Seiring vaksinasi COVID-19 yang kini telah memasuki tahap 2 mencakup target petugas layanan publik dan lansia, masyarakat masih terus diimbau untuk melakukan langkah-langkah pencegahan. Di antaranya, dengan melakukan tes Corona jika mengalami gejala atau telah berinteraksi dengan pasien COVID-19.
Dokter spesialis mikrobiologi klinis dari Intibios Lab, dr Enty, SpMK, menjelaskan bahwa pada dasarnya ada dua kondisi yang membuat seseorang perlu melakukan tes COVID-19.
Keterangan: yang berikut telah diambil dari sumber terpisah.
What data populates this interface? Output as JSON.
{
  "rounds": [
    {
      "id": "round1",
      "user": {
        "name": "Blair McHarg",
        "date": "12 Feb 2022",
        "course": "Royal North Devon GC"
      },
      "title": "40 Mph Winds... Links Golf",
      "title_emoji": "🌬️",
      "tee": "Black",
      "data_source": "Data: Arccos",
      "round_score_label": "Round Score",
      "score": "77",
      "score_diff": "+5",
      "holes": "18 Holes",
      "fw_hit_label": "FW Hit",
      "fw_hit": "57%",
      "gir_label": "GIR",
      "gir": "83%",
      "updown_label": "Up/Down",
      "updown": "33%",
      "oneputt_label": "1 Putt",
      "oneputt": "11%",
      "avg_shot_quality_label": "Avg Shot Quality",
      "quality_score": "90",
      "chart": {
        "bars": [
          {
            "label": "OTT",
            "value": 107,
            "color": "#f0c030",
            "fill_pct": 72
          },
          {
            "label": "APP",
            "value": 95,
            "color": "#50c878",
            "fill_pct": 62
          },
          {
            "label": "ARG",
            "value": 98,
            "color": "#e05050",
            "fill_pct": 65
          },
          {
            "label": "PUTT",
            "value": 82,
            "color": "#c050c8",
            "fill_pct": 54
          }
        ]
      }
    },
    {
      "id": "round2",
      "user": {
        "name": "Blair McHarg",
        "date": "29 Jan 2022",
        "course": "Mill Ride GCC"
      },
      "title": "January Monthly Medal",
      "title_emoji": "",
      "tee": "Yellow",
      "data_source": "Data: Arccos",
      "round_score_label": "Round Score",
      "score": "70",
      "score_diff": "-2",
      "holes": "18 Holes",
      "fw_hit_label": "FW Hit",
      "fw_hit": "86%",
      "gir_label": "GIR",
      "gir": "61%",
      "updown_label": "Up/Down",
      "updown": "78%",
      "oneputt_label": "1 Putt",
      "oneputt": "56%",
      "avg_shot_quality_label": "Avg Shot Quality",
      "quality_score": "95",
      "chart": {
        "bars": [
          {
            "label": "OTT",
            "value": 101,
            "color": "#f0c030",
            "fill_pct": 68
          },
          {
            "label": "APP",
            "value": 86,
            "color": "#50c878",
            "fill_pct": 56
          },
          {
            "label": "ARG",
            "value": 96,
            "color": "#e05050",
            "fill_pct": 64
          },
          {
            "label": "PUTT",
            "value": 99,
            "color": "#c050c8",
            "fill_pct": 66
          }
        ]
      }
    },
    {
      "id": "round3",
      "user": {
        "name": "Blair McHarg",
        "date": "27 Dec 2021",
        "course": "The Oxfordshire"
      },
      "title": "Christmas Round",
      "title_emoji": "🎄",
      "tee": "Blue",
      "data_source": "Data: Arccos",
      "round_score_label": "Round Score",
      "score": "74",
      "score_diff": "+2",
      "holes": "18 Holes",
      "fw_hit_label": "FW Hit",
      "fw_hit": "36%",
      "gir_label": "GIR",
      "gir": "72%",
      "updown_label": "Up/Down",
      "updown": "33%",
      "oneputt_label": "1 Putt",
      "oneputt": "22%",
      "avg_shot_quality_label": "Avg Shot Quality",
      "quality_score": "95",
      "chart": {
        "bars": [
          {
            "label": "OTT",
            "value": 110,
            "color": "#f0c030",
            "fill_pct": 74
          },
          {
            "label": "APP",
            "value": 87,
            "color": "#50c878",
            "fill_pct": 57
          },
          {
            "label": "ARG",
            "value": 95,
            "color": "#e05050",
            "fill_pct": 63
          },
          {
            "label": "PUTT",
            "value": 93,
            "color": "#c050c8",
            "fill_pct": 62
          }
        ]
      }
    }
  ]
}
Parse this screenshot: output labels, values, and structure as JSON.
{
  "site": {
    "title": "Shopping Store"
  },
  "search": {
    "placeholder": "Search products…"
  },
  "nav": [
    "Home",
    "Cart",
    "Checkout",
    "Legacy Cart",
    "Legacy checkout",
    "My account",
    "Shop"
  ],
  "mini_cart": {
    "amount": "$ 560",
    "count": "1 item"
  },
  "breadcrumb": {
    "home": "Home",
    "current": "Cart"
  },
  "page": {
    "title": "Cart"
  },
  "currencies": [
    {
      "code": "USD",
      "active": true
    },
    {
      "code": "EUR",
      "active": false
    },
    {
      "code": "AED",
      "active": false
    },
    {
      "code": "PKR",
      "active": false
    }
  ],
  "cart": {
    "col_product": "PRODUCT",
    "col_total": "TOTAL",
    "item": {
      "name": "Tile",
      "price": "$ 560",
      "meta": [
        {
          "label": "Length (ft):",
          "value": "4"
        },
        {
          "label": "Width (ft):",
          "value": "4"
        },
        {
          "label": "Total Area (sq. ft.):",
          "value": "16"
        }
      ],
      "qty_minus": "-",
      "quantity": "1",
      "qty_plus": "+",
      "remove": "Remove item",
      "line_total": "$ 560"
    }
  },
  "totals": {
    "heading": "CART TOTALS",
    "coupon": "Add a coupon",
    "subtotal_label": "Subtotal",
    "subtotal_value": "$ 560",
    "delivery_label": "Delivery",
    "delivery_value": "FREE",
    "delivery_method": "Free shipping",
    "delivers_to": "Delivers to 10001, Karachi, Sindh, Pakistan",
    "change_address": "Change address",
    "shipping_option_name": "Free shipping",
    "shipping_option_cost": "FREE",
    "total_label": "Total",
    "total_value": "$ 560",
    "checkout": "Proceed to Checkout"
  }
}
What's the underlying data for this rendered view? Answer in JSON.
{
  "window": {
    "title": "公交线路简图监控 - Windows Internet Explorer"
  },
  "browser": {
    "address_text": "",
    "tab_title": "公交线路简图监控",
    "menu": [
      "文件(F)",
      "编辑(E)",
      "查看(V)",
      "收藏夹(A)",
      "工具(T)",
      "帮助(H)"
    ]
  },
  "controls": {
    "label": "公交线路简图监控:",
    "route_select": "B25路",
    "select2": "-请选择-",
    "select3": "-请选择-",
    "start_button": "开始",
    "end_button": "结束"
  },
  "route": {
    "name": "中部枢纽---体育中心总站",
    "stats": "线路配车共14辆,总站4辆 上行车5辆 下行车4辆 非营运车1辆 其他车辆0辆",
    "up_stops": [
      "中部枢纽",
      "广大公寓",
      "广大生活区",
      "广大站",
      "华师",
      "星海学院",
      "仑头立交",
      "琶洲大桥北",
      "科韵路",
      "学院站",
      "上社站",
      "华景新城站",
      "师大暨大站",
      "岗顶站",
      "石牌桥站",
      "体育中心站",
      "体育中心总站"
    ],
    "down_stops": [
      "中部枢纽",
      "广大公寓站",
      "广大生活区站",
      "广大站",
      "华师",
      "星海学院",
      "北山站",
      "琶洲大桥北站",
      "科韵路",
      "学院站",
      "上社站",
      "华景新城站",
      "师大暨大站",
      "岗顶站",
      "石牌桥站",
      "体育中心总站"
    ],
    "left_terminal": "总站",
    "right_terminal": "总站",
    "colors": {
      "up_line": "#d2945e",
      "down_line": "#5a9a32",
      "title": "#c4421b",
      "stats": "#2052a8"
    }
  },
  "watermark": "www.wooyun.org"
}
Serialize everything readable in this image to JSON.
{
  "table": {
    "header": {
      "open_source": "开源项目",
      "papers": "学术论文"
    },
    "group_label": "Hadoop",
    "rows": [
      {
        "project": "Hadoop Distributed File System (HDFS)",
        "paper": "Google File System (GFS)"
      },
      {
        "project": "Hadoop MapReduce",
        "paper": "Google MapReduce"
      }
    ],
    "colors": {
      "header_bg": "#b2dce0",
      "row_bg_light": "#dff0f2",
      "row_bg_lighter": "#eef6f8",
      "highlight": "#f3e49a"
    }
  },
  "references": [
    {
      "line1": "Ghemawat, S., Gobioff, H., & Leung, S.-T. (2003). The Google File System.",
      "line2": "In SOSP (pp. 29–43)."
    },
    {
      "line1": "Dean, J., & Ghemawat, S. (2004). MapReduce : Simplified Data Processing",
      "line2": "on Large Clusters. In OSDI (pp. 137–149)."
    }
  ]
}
Pertama, jika seseorang mengalami gejala. Kedua, jika seseorang sempat bertemu dengan orang yang dinyatakan positif COVID-19 dalam 2 pekan terakhir.
"Kalau yang bersangkutan menyadari adanya kontak dengan terduga atau pasien yang sudah dinyatakan positif COVID-19. Namanya tracing, tapi mandiri," ujarnya saat ditemui detikcom di Jakarta, Kamis (18/2/2021).
Untuk melakukan tes PCR (polymerase chain reaction), seseorang tidak harus menunggu hasil tracing oleh pemerintah atau fasilitas kesehatan. Jika ada orang terdekat yang dinyatakan terinfeksi, seseorang perlu melakukan tes, dalam kondisi bergejala atau pun tidak bergejala.
Selain secara mandiri, tracing bisa difasilitasi oleh kantor atau komunitas untuk membantu pemerintah melacak penyebaran dan laju COVID-19.
"Dengan siapa saja kontak dalam 2 minggu terakhir? Misal di kantor (ada yang positif), itu populasi seluruhnya bisa dilakukan pemeriksaan. Umumnya dari pemerintah, tapi tidak menutup kemungkinan ada tracing dari kantor dan organisasi," imbuhnya.
https://movieon28.com/movies/my-friends-sister-4/
Vaksin Corona untuk Ibu Menyusui Disarankan dalam Kondisi Ini
Apakah vaksin Corona aman untuk ibu menyusui? Menurut berbagai otoritas kesehatan vaksin sebetulnya bisa diberikan pada ibu menyusui, terutama dalam kondisi tertentu.
Organisasi Kesehatan Dunia (WHO) sebagai contoh menyarankan pemberian vaksin pada ibu hamil atau menyusui yang merupakan seorang tenaga kesehatan. Ini karena sang ibu berisiko tinggi terpapar oleh virus sehingga vaksin diberikan untuk melindunginya dari risiko infeksi parah.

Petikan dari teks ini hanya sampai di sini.